Now we get an upper bound on the depth required. We repeatedly divide N by C until we get within C. This is like taking the base-C logarithm of N, but we’re careful to round up at each stage. We start with a depth d of 1, and increment for each division.

If we used C as the number of groups at the top level, and so on with each sublevel but the last, the last level could end up with an incongruent number of items per submenu, something much less than C. Instead of splitting the items into C top-level groups, we compute G, the dth root of N, and round up. (This should never be more than C.)

With G groups, we need N′=N÷G items per group on average. We’ll split this into N0=⌊N′⌋ and N1=⌈N′⌉. If we put just N0 into each subgroup, we will probably not get all items in, so we make some of the middle subgroups have N1 items.

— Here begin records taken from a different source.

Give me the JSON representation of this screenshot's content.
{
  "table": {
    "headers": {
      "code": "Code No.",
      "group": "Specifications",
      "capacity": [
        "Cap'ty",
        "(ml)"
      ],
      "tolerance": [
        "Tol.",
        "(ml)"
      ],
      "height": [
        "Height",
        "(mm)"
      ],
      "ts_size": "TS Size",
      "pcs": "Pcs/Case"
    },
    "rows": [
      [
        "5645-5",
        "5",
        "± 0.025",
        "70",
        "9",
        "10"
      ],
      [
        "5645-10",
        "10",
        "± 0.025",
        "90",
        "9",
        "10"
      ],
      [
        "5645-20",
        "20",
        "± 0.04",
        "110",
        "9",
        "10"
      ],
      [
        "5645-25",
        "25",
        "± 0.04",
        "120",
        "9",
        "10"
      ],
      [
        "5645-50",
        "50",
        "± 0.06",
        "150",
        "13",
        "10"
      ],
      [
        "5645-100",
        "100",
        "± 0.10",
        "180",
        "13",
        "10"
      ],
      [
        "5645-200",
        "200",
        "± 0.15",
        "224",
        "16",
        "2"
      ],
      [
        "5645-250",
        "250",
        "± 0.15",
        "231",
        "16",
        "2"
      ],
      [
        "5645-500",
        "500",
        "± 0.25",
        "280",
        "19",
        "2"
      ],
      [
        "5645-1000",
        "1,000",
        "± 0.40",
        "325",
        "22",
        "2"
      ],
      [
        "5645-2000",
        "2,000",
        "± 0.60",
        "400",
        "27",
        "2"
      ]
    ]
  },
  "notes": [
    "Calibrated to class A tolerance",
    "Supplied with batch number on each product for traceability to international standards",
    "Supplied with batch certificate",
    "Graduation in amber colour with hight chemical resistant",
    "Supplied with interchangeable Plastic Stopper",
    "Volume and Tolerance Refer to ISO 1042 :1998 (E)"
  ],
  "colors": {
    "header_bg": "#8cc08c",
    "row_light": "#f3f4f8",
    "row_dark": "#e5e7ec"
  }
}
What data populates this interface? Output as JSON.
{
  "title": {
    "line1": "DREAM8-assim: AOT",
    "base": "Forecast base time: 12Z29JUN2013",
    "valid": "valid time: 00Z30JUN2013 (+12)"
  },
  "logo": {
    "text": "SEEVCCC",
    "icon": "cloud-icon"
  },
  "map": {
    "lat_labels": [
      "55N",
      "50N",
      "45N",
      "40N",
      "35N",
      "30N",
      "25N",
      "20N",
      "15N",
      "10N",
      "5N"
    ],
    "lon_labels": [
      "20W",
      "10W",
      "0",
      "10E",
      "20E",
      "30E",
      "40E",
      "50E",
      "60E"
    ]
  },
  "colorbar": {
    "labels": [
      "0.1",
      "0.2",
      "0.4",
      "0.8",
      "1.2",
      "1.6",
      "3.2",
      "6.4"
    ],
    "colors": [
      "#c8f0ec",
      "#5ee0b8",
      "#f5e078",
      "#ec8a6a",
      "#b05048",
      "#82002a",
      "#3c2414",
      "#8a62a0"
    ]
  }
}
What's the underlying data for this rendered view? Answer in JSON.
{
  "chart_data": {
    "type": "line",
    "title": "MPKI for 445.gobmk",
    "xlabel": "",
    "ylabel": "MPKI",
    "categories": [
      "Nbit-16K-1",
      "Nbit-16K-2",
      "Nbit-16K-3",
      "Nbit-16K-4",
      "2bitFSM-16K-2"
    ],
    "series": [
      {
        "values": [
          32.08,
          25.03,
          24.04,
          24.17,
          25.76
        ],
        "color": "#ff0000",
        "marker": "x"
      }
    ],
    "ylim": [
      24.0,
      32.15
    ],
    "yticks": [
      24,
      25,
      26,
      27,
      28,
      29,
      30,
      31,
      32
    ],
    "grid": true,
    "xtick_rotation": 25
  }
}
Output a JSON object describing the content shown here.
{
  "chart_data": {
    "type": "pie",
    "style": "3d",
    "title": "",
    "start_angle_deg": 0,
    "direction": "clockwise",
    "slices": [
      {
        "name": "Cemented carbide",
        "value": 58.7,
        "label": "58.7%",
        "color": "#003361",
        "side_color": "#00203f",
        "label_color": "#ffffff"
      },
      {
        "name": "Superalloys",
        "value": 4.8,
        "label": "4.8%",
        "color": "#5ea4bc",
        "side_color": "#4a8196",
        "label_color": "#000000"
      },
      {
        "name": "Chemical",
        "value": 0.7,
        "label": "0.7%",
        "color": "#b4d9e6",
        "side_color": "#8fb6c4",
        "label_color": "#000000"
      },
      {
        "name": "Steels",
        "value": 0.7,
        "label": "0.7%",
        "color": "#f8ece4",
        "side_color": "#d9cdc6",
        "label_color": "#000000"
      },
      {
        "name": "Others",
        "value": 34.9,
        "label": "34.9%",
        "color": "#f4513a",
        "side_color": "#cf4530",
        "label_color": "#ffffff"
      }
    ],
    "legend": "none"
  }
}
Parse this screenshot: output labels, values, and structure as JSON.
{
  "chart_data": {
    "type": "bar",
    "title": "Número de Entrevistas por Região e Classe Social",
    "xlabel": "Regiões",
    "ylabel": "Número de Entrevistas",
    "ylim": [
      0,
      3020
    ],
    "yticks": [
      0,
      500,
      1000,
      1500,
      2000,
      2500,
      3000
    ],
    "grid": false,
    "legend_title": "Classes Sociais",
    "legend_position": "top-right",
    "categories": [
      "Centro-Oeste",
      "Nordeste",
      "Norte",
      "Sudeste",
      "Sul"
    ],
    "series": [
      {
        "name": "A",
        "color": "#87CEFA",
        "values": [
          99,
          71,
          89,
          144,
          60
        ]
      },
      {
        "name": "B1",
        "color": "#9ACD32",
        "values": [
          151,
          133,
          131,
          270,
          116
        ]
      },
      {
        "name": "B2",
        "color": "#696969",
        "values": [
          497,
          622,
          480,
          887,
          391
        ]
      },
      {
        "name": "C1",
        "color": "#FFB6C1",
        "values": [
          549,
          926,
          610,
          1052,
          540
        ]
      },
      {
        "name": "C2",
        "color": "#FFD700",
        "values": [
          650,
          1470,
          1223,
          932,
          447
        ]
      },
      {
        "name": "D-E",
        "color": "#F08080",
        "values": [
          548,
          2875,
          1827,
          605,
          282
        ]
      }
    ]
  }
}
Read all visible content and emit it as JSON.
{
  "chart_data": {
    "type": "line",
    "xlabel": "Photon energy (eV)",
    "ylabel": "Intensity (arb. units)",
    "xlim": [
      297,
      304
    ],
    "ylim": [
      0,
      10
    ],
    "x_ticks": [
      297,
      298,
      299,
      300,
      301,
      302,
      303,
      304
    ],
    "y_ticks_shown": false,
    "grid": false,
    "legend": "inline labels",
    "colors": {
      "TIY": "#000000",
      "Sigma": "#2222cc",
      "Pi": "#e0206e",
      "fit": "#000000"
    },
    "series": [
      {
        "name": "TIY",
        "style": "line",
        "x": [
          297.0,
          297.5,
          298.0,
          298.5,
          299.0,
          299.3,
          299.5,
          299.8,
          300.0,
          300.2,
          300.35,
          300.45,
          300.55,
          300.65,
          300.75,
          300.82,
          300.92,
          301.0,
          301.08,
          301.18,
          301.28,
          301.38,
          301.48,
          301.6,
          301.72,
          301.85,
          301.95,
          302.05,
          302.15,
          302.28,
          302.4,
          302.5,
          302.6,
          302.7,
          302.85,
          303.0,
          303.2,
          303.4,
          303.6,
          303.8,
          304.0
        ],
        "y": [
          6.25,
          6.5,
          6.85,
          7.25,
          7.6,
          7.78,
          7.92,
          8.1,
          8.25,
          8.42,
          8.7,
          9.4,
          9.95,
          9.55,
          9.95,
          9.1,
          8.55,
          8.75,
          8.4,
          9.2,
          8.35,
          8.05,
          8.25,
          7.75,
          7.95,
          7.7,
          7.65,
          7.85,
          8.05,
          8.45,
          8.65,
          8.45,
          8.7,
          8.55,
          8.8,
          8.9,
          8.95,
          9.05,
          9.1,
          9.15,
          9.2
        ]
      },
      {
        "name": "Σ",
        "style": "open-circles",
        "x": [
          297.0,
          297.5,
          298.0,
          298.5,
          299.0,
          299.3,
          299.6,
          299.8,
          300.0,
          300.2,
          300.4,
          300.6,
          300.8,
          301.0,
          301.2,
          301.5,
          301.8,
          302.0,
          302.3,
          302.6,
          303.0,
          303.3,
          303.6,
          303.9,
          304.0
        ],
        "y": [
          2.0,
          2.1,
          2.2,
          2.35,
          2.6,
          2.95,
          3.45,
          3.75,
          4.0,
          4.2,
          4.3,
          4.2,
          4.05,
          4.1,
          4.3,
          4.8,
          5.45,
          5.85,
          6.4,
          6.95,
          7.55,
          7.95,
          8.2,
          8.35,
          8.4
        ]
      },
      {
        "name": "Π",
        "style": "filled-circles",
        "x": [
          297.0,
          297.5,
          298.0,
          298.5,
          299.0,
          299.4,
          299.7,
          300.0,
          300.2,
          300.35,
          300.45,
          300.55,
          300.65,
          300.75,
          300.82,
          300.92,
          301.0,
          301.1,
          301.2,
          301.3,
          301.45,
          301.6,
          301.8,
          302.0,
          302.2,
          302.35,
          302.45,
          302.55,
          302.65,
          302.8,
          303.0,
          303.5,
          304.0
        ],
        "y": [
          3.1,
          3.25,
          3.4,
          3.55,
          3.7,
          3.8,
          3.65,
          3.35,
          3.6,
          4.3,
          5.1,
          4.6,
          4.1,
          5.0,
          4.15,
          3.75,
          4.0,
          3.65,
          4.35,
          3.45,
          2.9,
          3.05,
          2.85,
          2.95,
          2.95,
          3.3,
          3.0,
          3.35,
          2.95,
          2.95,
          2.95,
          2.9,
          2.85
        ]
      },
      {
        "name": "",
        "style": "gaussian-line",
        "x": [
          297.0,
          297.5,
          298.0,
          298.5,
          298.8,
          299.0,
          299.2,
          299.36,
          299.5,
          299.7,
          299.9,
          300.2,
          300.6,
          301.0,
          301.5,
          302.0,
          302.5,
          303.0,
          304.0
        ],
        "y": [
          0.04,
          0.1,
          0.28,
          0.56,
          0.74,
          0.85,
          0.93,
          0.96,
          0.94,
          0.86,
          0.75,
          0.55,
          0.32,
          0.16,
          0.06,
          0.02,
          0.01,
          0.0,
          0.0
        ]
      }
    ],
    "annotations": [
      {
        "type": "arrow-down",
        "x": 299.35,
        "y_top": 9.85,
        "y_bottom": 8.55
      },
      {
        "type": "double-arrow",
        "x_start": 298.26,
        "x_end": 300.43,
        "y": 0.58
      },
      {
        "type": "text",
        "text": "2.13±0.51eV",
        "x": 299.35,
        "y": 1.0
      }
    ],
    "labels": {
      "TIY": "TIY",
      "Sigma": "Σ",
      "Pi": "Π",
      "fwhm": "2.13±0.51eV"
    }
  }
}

The name of each group is then derived from the names of the first and last items assigned to it. For example, if the first and last items are called Fred and Jim, the group can be called Fred…Jim. However, to keep these names short, we compare (say) Fred to the name of the last item of the previous group (say, Fran). These differ at the third character, so we can afford to shorten Fred to Fre. If the item after Jim is John, it can be shortened to Ji. The group is then named Fre…Ji.

Finally, we reapply subgrouping to each group recursively, which will stop if we’ve already met the challenge.